Richard thought he might vomit for the second time, but he didn’t move. He sat there, grimly gazing at his plate until the words burst out of him. “I was looking over my papers that I had brought along with me this morning, and I realized I had planned this all out rather badly. I have an important engagement in London, four days hence. I must away today, I think.”
“You’re leaving?” said Darcy. “You really don’t have to do that.”
“No, I do,” said Richard. “I shall go directly after breakfast, in fact. On horseback. My valet may come along later, with my luggage and my carriage, but I think I must go immediately. I shall, of course, miss everyone terribly. I am ever so sorry for cutting the visit short.”
“It’s going to rain today,” said Kitty. “I don’t think it’s a good day to travel horseback, Colonel Fitzwilliam.”
“Nevertheless, I must go,” said the colonel.
“Truly?” said Elizabeth. “Will, you must talk to him, convince him to stay.”
“Oh, of course, my love,” said Darcy. “Let’s have a quick chat in my study after breakfast, Richard?”
“I won’t have the time, I’m afraid, Will,” said Richard in a choked voice.

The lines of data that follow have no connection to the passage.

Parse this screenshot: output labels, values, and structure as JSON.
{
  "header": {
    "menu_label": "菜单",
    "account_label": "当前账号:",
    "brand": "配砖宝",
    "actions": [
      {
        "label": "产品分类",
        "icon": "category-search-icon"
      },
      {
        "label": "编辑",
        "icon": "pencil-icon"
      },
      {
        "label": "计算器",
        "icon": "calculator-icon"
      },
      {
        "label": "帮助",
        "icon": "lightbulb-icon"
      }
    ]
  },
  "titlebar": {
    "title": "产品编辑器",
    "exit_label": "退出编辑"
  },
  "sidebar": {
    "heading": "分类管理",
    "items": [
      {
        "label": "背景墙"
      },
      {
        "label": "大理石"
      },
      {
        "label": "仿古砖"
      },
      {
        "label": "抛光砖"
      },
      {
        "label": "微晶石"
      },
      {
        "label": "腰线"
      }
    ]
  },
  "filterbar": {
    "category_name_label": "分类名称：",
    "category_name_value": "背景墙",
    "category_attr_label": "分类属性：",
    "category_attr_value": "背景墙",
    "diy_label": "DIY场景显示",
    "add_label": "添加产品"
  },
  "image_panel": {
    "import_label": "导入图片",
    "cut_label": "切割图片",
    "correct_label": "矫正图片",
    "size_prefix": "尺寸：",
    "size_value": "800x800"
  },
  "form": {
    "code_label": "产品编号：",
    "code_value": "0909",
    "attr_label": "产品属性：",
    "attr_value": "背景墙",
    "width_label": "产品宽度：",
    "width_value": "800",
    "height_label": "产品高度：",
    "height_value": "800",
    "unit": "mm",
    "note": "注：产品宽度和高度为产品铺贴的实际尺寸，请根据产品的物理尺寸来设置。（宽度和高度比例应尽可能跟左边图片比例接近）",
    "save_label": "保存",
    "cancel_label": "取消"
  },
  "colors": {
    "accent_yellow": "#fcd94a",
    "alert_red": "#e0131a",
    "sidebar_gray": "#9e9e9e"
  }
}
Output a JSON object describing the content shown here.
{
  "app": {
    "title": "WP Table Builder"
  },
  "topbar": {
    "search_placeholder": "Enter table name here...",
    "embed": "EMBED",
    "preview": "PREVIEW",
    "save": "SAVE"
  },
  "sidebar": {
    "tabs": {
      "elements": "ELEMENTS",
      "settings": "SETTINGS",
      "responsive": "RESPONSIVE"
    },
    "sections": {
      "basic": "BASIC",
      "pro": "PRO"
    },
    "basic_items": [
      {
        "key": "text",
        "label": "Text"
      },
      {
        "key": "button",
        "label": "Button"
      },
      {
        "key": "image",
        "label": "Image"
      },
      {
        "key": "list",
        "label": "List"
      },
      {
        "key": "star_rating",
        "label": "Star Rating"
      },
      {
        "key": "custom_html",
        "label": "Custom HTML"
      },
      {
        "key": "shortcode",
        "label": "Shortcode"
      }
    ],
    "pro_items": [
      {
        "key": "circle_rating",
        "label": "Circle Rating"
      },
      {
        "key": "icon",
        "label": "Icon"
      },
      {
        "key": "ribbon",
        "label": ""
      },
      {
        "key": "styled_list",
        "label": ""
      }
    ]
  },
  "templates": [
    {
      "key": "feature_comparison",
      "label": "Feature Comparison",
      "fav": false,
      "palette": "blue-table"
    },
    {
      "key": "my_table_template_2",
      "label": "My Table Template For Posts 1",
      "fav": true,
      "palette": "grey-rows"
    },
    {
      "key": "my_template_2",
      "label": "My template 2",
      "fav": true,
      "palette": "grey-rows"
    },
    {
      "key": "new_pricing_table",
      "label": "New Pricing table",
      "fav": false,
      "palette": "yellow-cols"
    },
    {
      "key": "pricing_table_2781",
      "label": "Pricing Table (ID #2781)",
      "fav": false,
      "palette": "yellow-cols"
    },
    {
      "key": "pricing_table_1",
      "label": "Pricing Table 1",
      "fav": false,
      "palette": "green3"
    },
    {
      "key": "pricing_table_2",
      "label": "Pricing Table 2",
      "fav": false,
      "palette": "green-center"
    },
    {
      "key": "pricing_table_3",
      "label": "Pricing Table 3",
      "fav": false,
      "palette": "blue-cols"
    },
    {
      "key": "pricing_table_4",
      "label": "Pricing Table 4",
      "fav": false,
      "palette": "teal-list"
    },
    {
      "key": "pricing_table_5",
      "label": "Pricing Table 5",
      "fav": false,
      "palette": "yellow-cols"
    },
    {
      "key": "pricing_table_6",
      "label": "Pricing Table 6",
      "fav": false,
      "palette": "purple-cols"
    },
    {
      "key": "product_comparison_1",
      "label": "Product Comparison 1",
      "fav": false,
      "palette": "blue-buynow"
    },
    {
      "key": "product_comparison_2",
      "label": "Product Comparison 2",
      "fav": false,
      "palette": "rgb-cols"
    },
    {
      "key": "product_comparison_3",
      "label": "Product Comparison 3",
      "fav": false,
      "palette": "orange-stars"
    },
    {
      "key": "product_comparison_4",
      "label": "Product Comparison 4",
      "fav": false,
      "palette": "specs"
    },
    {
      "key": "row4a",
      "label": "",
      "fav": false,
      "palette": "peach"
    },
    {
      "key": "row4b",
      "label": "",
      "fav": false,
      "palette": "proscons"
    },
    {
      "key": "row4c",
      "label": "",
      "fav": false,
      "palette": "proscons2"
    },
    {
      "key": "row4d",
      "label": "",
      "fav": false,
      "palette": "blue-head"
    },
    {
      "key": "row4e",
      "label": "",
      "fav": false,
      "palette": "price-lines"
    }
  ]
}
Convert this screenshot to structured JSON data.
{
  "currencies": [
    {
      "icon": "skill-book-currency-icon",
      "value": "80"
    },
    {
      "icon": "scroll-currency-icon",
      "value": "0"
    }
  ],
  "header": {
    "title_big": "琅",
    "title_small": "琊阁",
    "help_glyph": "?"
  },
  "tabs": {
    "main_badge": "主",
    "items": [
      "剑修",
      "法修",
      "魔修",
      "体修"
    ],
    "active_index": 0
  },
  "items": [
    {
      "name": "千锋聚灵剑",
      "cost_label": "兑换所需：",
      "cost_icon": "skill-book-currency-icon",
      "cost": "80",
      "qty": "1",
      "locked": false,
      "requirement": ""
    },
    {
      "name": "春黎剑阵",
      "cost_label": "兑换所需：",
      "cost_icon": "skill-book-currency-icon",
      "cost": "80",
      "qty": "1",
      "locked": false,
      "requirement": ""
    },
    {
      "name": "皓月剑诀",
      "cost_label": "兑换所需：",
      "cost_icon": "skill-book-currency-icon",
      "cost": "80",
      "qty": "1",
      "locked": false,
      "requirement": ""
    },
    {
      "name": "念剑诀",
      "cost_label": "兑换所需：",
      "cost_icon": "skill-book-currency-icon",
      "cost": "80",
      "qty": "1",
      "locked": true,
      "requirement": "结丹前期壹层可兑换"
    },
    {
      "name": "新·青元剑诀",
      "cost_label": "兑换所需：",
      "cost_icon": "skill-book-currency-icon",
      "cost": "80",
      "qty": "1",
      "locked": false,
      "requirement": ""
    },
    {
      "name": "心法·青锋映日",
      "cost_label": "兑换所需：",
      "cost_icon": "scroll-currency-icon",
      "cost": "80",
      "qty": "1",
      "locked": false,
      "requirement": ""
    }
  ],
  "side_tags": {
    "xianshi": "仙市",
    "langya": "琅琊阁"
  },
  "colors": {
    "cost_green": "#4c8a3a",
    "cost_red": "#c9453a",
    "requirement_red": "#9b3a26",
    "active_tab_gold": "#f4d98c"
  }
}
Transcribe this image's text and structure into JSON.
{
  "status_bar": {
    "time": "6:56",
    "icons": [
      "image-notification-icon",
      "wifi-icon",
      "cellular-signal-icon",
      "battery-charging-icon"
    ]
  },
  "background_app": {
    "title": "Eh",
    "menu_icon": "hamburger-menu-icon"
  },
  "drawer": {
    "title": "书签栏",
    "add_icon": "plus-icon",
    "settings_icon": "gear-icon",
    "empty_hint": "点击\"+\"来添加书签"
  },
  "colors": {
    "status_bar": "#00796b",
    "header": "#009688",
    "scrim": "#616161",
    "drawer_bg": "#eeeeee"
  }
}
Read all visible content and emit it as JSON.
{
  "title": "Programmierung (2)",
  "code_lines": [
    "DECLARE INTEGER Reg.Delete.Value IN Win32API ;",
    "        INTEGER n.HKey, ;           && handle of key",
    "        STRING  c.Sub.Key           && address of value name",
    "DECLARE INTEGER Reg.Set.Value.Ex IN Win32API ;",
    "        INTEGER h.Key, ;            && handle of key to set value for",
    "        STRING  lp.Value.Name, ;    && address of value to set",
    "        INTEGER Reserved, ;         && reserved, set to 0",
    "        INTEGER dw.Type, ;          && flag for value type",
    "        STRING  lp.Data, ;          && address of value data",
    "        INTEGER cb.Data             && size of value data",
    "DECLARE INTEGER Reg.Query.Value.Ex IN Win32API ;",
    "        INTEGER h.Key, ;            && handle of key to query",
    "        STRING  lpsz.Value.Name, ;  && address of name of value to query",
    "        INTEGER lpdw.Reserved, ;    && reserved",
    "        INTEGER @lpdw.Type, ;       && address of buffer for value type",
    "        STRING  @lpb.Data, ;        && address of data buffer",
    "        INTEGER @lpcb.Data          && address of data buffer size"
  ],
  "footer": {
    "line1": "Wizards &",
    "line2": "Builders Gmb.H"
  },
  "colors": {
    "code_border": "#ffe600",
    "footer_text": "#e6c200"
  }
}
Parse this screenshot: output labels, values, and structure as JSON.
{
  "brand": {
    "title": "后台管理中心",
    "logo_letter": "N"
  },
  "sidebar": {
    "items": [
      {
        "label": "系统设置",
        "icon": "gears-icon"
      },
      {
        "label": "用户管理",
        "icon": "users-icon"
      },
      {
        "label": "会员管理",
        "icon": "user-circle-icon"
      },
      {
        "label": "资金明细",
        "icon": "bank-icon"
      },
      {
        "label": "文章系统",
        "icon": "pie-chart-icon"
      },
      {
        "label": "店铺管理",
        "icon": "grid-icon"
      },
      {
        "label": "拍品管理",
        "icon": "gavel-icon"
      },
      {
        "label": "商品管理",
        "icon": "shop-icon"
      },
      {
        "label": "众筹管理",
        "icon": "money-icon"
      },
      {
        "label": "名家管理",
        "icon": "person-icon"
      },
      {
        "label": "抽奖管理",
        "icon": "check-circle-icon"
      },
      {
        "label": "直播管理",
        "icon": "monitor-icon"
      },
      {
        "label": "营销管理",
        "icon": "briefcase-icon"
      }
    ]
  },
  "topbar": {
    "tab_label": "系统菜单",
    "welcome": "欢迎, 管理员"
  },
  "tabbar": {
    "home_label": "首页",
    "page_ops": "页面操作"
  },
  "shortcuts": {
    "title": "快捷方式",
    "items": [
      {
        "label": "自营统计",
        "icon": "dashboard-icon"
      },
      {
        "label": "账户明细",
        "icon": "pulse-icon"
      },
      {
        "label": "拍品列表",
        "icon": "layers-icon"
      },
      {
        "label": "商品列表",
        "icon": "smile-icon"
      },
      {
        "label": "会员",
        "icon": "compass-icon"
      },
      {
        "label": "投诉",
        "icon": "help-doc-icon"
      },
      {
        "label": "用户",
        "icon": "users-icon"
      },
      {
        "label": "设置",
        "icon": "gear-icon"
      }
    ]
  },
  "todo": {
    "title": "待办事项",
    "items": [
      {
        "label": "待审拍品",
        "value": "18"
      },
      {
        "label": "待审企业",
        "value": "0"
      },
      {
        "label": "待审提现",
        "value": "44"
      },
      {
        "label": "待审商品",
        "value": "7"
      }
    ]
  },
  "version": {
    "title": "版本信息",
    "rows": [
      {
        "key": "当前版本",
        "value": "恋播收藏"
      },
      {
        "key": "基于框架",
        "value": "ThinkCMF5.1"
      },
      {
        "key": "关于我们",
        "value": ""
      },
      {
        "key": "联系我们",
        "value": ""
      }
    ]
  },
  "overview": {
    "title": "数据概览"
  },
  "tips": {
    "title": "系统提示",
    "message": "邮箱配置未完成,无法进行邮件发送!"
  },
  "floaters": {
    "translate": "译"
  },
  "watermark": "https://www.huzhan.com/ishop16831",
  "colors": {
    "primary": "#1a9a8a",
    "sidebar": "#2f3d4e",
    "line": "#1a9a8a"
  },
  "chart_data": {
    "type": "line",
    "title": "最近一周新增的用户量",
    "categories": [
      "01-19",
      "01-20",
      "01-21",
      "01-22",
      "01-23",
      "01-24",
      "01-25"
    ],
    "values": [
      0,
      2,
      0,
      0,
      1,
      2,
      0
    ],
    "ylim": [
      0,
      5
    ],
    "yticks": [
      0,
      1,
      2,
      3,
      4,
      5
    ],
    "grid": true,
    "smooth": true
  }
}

“Ten minutes is all,” said Darcy.
“I need… to be getting ready right now, in fact,” said Richard, springing up from the table. He fled the room.
Darcy came after him, but he took one look at Richard’s valet, and said that he would prefer to speak to him in his study. Would Richard come?
Richard’s nostrils flared. “Did she tell you?”
“Who?” said Darcy, looking confused. “Tell me what?’
“No, nothing,” said the colonel. “Erm, did the maid I spoke to tell you that I must be off at once?”
“What maid?” said Darcy, looking more confused. “You promised Elizabeth a month-long visit, you know, and she misses you when you’re gone, and I do, too, of course. You haven’t even been here a fortnight. You can’t go yet, Richard.”
Richard thought about weeks more of this, of seeing Elizabeth, of thinking about Elizabeth, of wondering if she had told her husband, of feeling this kind of horrid shame and anguish over his drunken decisions.
No, he could not do it.
“I’m ever so sorry,” he said to his cousin. “The fact of the matter is, I have an engagement in London, and I must leave.”